Steve: For the self-insured large corporation, 5,000 to 10,000 employees, I can easily show them the cost benefit by spending less than a dollar.
Dr. Davidson: Send the patients early. I agree with you. Who is going to do it for us?
Steve: I’m still going forward with it and working with company to get FDA approval for home use. I’ve got the national kidney foundation says it’s a great idea.
Dr. Davidson: It’s a great idea. The only thing I’d tell you: be sure to tell them that one positive is not sufficient. You need to actually do at least one more.
Steve: The thought was technically three, a week apart. You can easily get a false positive. So my thought would be to do two tests and if they’re both positive, to call an 800 number, we’ll send out another test, to do three tests. That way you would eliminate a lot of the false positives.
Dr. Davidson: If two are positives, I think you should not worry about sending the third one. But I will send three instead of two, and I will tell them, you test them one week apart, if you have two out of three positives call your doctor.
Steve: It’s going to take some time, it’s going to take some money.
Dr.

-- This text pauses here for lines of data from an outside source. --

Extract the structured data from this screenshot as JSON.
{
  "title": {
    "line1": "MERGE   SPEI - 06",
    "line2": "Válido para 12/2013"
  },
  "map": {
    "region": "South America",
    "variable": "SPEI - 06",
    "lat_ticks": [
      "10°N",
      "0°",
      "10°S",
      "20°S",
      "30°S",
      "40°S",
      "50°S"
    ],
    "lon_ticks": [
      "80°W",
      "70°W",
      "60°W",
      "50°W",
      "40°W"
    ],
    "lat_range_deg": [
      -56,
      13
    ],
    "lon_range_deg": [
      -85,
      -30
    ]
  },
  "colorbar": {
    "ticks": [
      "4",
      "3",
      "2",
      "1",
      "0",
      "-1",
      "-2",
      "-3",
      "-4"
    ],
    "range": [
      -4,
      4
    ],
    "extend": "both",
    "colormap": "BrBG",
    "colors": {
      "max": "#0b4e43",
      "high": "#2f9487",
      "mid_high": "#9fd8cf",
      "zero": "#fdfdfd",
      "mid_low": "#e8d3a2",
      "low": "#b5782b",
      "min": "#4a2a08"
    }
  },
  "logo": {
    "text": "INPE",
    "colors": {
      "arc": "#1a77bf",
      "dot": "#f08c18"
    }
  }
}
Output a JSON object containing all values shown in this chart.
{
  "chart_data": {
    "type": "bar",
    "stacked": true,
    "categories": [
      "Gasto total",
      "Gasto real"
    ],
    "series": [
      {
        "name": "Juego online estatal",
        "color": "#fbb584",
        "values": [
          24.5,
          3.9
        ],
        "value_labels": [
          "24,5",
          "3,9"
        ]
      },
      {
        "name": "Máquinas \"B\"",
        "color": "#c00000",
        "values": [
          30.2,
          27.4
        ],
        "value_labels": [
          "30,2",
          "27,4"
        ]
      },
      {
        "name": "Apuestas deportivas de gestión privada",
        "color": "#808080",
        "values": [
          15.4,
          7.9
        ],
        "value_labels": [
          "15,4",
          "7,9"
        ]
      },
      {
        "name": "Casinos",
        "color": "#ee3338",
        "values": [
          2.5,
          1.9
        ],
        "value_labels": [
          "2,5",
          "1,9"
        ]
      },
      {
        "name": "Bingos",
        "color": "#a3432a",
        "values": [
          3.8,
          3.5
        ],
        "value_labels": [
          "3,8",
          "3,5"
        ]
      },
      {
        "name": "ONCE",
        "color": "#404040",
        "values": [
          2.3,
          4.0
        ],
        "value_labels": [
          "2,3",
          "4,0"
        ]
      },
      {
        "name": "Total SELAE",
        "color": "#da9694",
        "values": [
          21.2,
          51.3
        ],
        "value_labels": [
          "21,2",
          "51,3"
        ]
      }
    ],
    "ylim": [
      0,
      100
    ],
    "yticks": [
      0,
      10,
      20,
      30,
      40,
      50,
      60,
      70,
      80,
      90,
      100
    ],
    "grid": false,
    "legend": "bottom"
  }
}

Davidson: I think you are on the right track. If everybody will think like you, proactively, early, we will have a lot less disease and the cost of care here will decrease significantly.
Steve: I keep thinking of the alternatives and the alternatives are that you get another 90 million people with diabetes, an increased risk for every disease known to man. I’m working with a dentist to develop this machine that with sodium bicarb, it squirts in your mouth and your gums and he’s actually shown he can lower A1C by preventing gum disease.
Dr. Davidson: When he sees those patients, that gum disease is a sign that they’re not well controlled and they have poor oral hygiene. Oral hygiene in diabetes is something doctors don’t look at. They should because it’s very important.
Steve: I put together a program and I’ve gone into area doctors’ offices. I buy lunch at my own expense and I basically explain to them and I have a slide program. I basically explain to them, you have a patient who’s getting some work done. They’re sitting there with their mouth stuck open for an hour. They can’t talk. What a great opportunity to talk about carbohydrates. To talk about weight management, to talk about diabetes. They can’t say a word.
Dr. Davidson: They have to listen to you.
Dr. Davidson: That’s a good idea.
Steve: An hour, how many times do you get an hour uninterrupted to talk to a patient.
Dr. Davidson: At home never, but let me tell you, there’s a whole relation with gingivitis and cardiovascular disease.